Setiap pekerjaan itu pasti mengandung hikmah. Kalau tidak bermanfaat, untuk apa manusia hidup? Bahkan pekerjaan yang sia-sia itu adalah pelajaran. Jika tidak, bagaimana bisa manusia menggolongkan pekerjaan membuang-buang waktu itu sia-sia? Orang-orang akan sadar bahwa beberapa menit lalu ia menghabiskan waktu tanpa menghasilkan apapun. Dengan begitu, esok hari mungkin ia bertekad melakukan hal besar. Atau sebaliknya, orang itu akan mengulang hal yang sama.
Mungkin rasa bosan dan galau juga hikmah. Di sela-sela rutinitas yang membosankan, saya selalu menyediakan pensil, bolpoin, dan kertas kemana pun saya pergi. Seperti tulisan saya sebelumnya "Hobi Merangkai Abstrak” itu termasuk peralatan wajib saya. Kalau dulu ada kertas khusus untuk merangkai sajak, sekarang kertas-kertas itu hanya untuk saya buat coretan tak berarti (doodle). Sebut saja coretan itu vinyet, ilustrasi, gambar abstrak atau apalah saya juga tidak begitu peduli. Toh, hasilnya juga sering tidak saya mengerti maknanya. Teman-teman saya sudah maklum jika saya mulai sibuk dengan kertas di depan saya. Itu pemandangan biasa. Hanya saja jika sedang berada di tempat terbuka, seringkali orang-orang penasaran apa yang saya gambar.

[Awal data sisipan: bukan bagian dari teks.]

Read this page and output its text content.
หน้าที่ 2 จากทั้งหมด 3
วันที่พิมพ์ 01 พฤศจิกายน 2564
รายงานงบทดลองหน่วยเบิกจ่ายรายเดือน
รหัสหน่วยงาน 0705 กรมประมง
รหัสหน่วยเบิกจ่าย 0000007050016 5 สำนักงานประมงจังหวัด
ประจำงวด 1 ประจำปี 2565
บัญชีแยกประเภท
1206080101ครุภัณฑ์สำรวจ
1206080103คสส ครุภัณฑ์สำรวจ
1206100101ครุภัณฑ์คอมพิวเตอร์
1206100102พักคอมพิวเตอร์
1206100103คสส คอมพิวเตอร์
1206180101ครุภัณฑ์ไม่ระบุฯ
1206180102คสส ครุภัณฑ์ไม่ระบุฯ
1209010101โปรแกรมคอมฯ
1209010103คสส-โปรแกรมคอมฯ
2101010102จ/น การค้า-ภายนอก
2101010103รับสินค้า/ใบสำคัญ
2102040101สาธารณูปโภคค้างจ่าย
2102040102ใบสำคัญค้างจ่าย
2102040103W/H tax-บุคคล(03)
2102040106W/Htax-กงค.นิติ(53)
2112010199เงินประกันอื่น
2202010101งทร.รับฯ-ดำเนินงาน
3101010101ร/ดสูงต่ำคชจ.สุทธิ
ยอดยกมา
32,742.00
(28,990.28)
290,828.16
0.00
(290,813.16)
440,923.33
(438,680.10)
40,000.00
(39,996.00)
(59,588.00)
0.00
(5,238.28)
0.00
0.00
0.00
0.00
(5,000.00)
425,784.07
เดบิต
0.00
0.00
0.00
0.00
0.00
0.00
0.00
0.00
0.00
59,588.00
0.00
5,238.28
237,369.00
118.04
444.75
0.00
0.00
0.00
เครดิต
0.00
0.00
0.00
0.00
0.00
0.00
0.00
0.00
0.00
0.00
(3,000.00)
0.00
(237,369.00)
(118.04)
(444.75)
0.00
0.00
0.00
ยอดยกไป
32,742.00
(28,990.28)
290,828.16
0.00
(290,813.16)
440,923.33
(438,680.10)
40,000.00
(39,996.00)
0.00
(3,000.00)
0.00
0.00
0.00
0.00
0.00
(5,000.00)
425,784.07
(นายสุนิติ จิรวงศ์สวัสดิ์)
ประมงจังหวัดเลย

Pernah ada seorang lelaki paruh baya bertanya mengenai apa yang saya gambar. Itu terjadi saat saya sedang menunggu kedatangan kereta api di stasiun Gubeng, Surabaya, Jawa Timur. “Itu tanaman apa, Dik?” tanya laki-laki itu. Saya kelimpungan menjawab sebab saya lupa nama tanaman itu. “Itu Pak, masih temennya kuping gajah,” jawab saya sekenanya. “Hmm... gelombang cinta,” tambah saya beberapa detik kemudian setelah mengingat namanya. Lalu laki-laki itu mulai bercerita panjang lebar mengenai rekannya yang ahli menggambar. “Teman saya kalau menggambar seperti itu jago kalo gambar yang begitu-gituan,” katanya. “Ooo...” Hanya itu respon saya. Dalam hati, sialan Bapak ini. Mengganggu saja. Diam kau Pak sebelum saya kehilangan mood.
Bapak itu lalu sadar jika saya kehilangan selera menanggapinya. Bapak itu akhirnya pergi juga. Setelah kepergiannya, saya benar-benar kehilangan minat melanjutkan kegiatan galau saya. Padahal menyibukkan diri dengan pensil dan kertas, saya berharap tidak ada seorang pun yang mengajak saya larut dalam obrolan. Berita baiknya, saya berhasil mengusir gangguan. Hehe...
Itu salah satu pengalaman saya. Saya rasa cerita pria pengganggu itu cukup ajaib. Tuhan telah menakdirkan saya bertemu dengannya. Artinya, itu kritik buat saya jika karya saya gak bagus-bagus banget. Hehe... Lucunya Tuhan selalu mengkritik saya dengan cara-cara yang aneh. Menghadirkan orang-orang tidak penting untuk menyadarkan saya tentang beberapa hal yang telah saya abaikan. Tuhan itu baik. Hanya saya yang jarang bersyukur dan mengingatNya.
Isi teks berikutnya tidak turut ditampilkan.